Поднимаю голову. Через заплывшие веки пытаюсь рассмотреть, в каком месте спряталась в этот раз девушка. Увидев ее ауру, больше похожую на дымку тумана, ползу в том направлении.

Обессилив, некоторое время лежу, восстанавливая дыхание, и жду, когда тело перестанет ломать от боли.

Еще одно удивительное открытие для меня в этом мире — магия, во всех ее проявлениях и видах.

Обняв Риану, пытаюсь согреть ее своим теплом и начинаю петь. Песня из моего мира, которую я успела выучить наизусть, до того, как умереть. Она словно связующая нить прошлого и настоящего дает мне силы жить.

Надежды и веры на спасение уже давно нет. Остались лишь слова, которые приносят облегчение нашему уставшему разуму, и я начинаю петь:

«Не надо больше слов и глупых оправданий.

Не надо больше слез и разочарований.

Пусть все пройдет, как снег, весенний талый снег.

Все это было с нами, как во сне», — оборвав песню, смотрю на подругу.

— Как во сне, слышишь, Риан… это всего лишь страшный кошмарный сон. В который мы по чистой случайности с тобой попали, — глотая подступающий комок к горлу, прижимаю свою голову к коленям. Стиснув зубы, сдерживаю рвущиеся из горла безмолвные крики отчаянья и безысходности.

— Не надо, Лив. Не плачь. Я вот скоро поправлюсь. Ко мне магия вернётся. И ты не представляешь, что я с ними сделаю. Мне нужно только немного отдохнуть. Совсем немного… чтобы силы восстановились.

Риан сжимает в кулачки тоненькие пальчики с просвечивающимися на них синими жилками. Глупышка не понимает, что в попытке остановить насильников выгорела полностью. Но каждый раз, когда я оказываюсь в нашей с ней «камере» мне кажется, что лишь одно ее желание — услышать, как мои губы шепчут грустную песню о разлуке, дают ей силы жить.
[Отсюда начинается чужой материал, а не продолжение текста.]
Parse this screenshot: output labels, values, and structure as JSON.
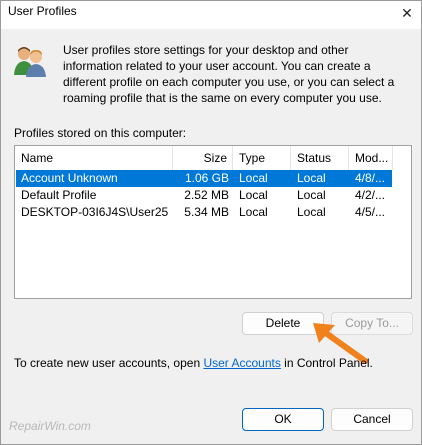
{
  "window": {
    "title": "User Profiles",
    "close_glyph": "✕"
  },
  "description": "User profiles store settings for your desktop and other information related to your user account. You can create a different profile on each computer you use, or you can select a roaming profile that is the same on every computer you use.",
  "profiles_label": "Profiles stored on this computer:",
  "table": {
    "columns": [
      "Name",
      "Size",
      "Type",
      "Status",
      "Mod..."
    ],
    "rows": [
      {
        "name": "Account Unknown",
        "size": "1.06 GB",
        "type": "Local",
        "status": "Local",
        "modified": "4/8/...",
        "selected": true
      },
      {
        "name": "Default Profile",
        "size": "2.52 MB",
        "type": "Local",
        "status": "Local",
        "modified": "4/2/...",
        "selected": false
      },
      {
        "name": "DESKTOP-03I6J4S\\User25",
        "size": "5.34 MB",
        "type": "Local",
        "status": "Local",
        "modified": "4/5/...",
        "selected": false
      }
    ]
  },
  "buttons": {
    "delete": "Delete",
    "copy_to": "Copy To...",
    "ok": "OK",
    "cancel": "Cancel"
  },
  "footer": {
    "prefix": "To create new user accounts, open ",
    "link": "User Accounts",
    "suffix": " in Control Panel."
  },
  "watermark": "RepairWin.com",
  "colors": {
    "selection": "#0078d7",
    "link": "#0066cc",
    "annotation_arrow": "#f0821e"
  },
  "icons": {
    "users": "users-icon",
    "close": "close-icon",
    "arrow": "annotation-arrow-icon"
  }
}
И я даю ей и себе эту надежду жить!

Немного приподнимаюсь, сидя опираюсь спиной о стену, покрытую шелковой тканью, и, вновь обняв девушку, продолжаю очередной куплет:

«А помнишь, как тогда безумно мы любили,

Теперь уж навсегда об этом позабыли.

И чья же здесь вина уже не разобраться,

Бокал любви до дна мы выпили напрасно.

Растаяли, как дым, все нежные признанья,

Остались нам двоим одни воспоминанья.

И ты теперь с другим и я уже с другою,

Любовь растаяла, как дым… Дым», — повторяю я и глажу своей исхудавшей кистью с длинными пальчиками голову графини Риан Орховской.

Если меня перед совокуплением насильники забрасывают в ванну, то длинные черные волосы графини давно не мыты. Да и от ее тела исходит запах грязи, пота и гнили.

Оставленные мужскими руками синяки на ее теле и руках не заживают, а наоборот, превратились в черные нарывы с желто-зеленой гнилью.

— Ты пой… пой, Лив, — жалобно просит меня графиня. — Мне легче от твоего голоса. И слова песни в душу проникают. И кажется, что все, что со мной произошло — страшный сон. Как ты думаешь? Они нас отпустят? Родители меня ищут... У отца сердце больное.

И словно не веря в свое освобождение, продолжает:

— Они умрут… мама, папа умрут, когда узнают…, — шепчет она, сжимая своими холодной рукой мою ладонь. — Мне их так жалко.

Горячие потоки слез струятся по ее лицу, стекают по вискам и глухо падают мне на руку.

— Поплачь, Риан, говорят, слезы очищают и облегчают душу.

— Кто говорит? — шепчут ее посиневшие губы.

— Не знаю, но так говорят.

— Они неправду говорят. Мои слезы льются, не переставая, а на душе легче не становится. Может, тот, кто это сказал, не испытал того, что нам с тобой пришлось пережить?

— Может, — отвечаю ей и в который раз мысленно ору от бессилия. Сжимаю со всей силы ее трясущиеся пальцы рук и шепчу. — Безжизненно стучат не любящих два сердца… Я отомщу. Слышишь? Обязательно за нас с тобой отомщу.

Но графиня Риан Орховская уже не слышит моих слов.